Coming soon on Letters from Cleveland: Greg reports on the special hell that is the "Wintry Mix." They have invented a whole new form of weather here, that I had never heard of! It's going to be a long winter.

06 November 2007


RTA station

So I'm back from a trip to Québec, where I spent most of the time explaining that Cleveland isn't really that bad and that my crippling depression really isn't that crippling. All in all, the trip was probably not worth the extraordinary expense.

But this blog is not about Québec or my not-that-crippling depression. It is about Cleveland! And my latest revelatory Cleveland moment was a my trip to the airport, my first encounter with the light-rail component of the dubious-award-winning Cleveland Rapid Transit.

The light rail stop that is walking distance from my house is at 120th and Euclid, which is essentially on the border between East Cleveland and Cleveland proper. East Cleveland has been systematically impoverished. (I have taken some snapshots which perhaps problematically aestheticize the picturesque urban decay and deprivation of East Cleveland.

The train came relatively promptly, and was relatively full. And I was the only white person on the entire train.
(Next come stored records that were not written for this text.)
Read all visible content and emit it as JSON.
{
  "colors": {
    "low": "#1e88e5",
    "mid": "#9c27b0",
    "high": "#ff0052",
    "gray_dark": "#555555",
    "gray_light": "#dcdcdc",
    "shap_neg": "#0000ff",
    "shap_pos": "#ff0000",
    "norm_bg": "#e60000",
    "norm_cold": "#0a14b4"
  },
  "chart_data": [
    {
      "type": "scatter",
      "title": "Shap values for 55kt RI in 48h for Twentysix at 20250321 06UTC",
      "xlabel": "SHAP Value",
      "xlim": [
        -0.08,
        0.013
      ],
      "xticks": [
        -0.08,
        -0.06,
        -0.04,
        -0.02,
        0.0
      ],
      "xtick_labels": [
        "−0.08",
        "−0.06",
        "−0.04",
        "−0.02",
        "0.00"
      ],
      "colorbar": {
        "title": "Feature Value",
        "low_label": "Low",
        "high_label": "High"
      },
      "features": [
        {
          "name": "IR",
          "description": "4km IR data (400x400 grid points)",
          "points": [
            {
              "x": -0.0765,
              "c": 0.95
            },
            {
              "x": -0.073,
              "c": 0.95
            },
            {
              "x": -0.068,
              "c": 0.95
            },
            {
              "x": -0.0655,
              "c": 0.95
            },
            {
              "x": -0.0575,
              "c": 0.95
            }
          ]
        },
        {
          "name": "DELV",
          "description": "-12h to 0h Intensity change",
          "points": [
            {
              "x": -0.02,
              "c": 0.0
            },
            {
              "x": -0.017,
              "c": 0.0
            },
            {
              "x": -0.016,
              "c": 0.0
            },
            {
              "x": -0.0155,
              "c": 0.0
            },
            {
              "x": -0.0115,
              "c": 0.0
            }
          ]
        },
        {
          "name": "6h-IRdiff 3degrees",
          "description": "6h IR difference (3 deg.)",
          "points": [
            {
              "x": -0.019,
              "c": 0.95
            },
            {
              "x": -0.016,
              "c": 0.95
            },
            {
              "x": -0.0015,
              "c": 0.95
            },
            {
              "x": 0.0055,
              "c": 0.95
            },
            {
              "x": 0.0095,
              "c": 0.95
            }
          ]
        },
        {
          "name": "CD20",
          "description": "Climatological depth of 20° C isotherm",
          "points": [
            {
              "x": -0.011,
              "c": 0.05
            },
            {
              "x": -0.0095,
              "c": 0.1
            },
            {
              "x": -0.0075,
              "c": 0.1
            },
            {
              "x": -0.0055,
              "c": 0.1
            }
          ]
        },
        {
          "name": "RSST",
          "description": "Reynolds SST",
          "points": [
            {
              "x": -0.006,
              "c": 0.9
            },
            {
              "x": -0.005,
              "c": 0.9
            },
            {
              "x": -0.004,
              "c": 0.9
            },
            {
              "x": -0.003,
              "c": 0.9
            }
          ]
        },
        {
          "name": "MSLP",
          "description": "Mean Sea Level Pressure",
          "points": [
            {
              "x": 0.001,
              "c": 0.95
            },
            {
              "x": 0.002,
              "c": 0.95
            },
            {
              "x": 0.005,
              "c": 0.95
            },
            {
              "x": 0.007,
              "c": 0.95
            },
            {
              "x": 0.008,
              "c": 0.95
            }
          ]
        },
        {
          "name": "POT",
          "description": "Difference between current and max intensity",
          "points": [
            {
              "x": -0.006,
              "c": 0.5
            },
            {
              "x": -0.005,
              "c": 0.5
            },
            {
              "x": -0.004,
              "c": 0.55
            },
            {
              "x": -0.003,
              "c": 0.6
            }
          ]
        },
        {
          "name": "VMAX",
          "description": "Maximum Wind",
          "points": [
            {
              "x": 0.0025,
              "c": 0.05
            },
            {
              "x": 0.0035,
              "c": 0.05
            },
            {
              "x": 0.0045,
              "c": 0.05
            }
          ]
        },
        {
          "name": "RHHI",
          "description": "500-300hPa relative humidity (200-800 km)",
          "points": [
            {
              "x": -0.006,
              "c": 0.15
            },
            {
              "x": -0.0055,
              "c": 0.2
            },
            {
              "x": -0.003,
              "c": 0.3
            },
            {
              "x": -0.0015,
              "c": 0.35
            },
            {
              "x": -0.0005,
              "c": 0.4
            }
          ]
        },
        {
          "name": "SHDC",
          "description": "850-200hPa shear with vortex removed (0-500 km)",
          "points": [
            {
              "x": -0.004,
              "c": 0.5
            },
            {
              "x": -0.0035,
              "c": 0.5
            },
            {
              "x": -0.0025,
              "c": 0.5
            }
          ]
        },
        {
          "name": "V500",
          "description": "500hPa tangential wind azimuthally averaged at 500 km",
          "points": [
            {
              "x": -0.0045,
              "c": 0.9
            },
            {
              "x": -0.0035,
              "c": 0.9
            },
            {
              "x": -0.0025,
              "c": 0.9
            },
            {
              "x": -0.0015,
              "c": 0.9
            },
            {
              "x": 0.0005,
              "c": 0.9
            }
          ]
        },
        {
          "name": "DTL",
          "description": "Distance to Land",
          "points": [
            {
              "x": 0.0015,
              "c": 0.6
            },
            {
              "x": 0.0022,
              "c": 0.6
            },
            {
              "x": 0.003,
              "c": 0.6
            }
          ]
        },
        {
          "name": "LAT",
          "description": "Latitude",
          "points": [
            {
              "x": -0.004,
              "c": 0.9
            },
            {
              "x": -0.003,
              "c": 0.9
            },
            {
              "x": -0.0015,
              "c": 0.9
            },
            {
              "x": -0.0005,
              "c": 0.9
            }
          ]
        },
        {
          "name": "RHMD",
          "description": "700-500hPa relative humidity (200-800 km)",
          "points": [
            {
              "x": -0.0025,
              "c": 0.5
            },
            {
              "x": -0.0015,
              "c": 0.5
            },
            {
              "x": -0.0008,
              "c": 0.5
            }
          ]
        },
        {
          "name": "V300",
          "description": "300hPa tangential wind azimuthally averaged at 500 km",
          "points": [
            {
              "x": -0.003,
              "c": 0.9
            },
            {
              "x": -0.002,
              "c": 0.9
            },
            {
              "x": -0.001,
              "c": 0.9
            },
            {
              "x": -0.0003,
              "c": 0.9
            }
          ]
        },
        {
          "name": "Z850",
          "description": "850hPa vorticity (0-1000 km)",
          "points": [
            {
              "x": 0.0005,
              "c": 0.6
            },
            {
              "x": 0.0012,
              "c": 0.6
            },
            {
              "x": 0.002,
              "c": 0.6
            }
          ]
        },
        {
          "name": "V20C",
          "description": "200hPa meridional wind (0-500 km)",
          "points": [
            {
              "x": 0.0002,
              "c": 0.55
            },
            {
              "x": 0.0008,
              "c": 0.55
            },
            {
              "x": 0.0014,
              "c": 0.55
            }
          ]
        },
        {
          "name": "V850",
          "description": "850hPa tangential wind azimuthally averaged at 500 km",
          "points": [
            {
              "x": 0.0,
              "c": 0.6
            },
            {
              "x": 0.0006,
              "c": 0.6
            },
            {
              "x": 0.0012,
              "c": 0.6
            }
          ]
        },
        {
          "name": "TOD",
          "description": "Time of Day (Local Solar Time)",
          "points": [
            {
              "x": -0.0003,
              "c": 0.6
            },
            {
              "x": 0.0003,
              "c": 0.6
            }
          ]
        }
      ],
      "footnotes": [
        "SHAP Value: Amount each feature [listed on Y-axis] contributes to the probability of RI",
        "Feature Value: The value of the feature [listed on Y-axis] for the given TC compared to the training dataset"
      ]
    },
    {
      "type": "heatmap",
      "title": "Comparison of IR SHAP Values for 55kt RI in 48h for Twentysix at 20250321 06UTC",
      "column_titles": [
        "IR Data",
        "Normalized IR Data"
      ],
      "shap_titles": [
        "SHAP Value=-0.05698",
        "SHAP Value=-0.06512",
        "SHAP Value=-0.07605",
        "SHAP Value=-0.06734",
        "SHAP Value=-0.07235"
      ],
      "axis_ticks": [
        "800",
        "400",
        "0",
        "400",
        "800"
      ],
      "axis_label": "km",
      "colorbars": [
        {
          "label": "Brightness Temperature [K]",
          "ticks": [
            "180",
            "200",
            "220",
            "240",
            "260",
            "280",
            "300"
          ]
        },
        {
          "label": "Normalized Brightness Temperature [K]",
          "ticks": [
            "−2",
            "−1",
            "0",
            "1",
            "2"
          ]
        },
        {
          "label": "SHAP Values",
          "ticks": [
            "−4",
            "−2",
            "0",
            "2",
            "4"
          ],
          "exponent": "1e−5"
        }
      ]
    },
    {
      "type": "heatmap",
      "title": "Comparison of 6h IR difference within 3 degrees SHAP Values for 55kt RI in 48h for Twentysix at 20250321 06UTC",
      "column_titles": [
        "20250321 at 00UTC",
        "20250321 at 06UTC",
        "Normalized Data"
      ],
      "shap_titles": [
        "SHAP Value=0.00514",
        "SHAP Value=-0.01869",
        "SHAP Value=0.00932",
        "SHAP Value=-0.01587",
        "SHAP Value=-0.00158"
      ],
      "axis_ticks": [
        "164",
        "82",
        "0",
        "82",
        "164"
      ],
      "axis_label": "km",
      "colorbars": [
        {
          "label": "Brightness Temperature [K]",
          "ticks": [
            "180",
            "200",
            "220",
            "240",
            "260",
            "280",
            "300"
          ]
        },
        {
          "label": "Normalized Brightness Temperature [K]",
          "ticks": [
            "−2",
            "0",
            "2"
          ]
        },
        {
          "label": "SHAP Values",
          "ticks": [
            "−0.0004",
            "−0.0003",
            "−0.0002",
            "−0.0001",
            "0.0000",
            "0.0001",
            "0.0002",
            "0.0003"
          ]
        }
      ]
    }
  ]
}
More than that, I was the only non-African American.

Thinking back, I guess there were many times when I got on the (now defunct) #40 bus line from Oakland to Berkeley when I was the only white person, but then there were invariably Latino and Asian Oaklanders on the bus. I can't immediately call to mind occasions, before coming to Cleveland, that I found myself in entirely black spaces like this, although I'm sure there have been some (that fish and chips shop on Oakland's Grand Ave, maybe? Particular, rare moments at the Chicken and Waffle House?)

I have no particular insight about this fact, or how it felt—particularly because as soon as the train got past the University Circle station I was no longer the only non-black passenger, and by the time we reached Tower City the train was fully integrated. I only make the observation, especially since, like so many experiences so far in Ohio, it is a new to me, but only subtly so.

In related news, today is election day, and I'm not voting, since I never got around to registering. There is, apparently, a measure to fund the Cleveland Heights public schools better. (I heard about it on the radio; I'm too lazy to dig up a link to a news story.) It is predicted to fail, since all the white families send their children to private school, and won't vote to allow their taxes to pay for the consequently-mostly-black public schools. Ain't democracy grand!?

ETA! (Wednesday 7/11): The Cleveland Heights school tax levy passed, 5822 to 4723! Hooray for democracy! Or for noblesse oblige or whatever!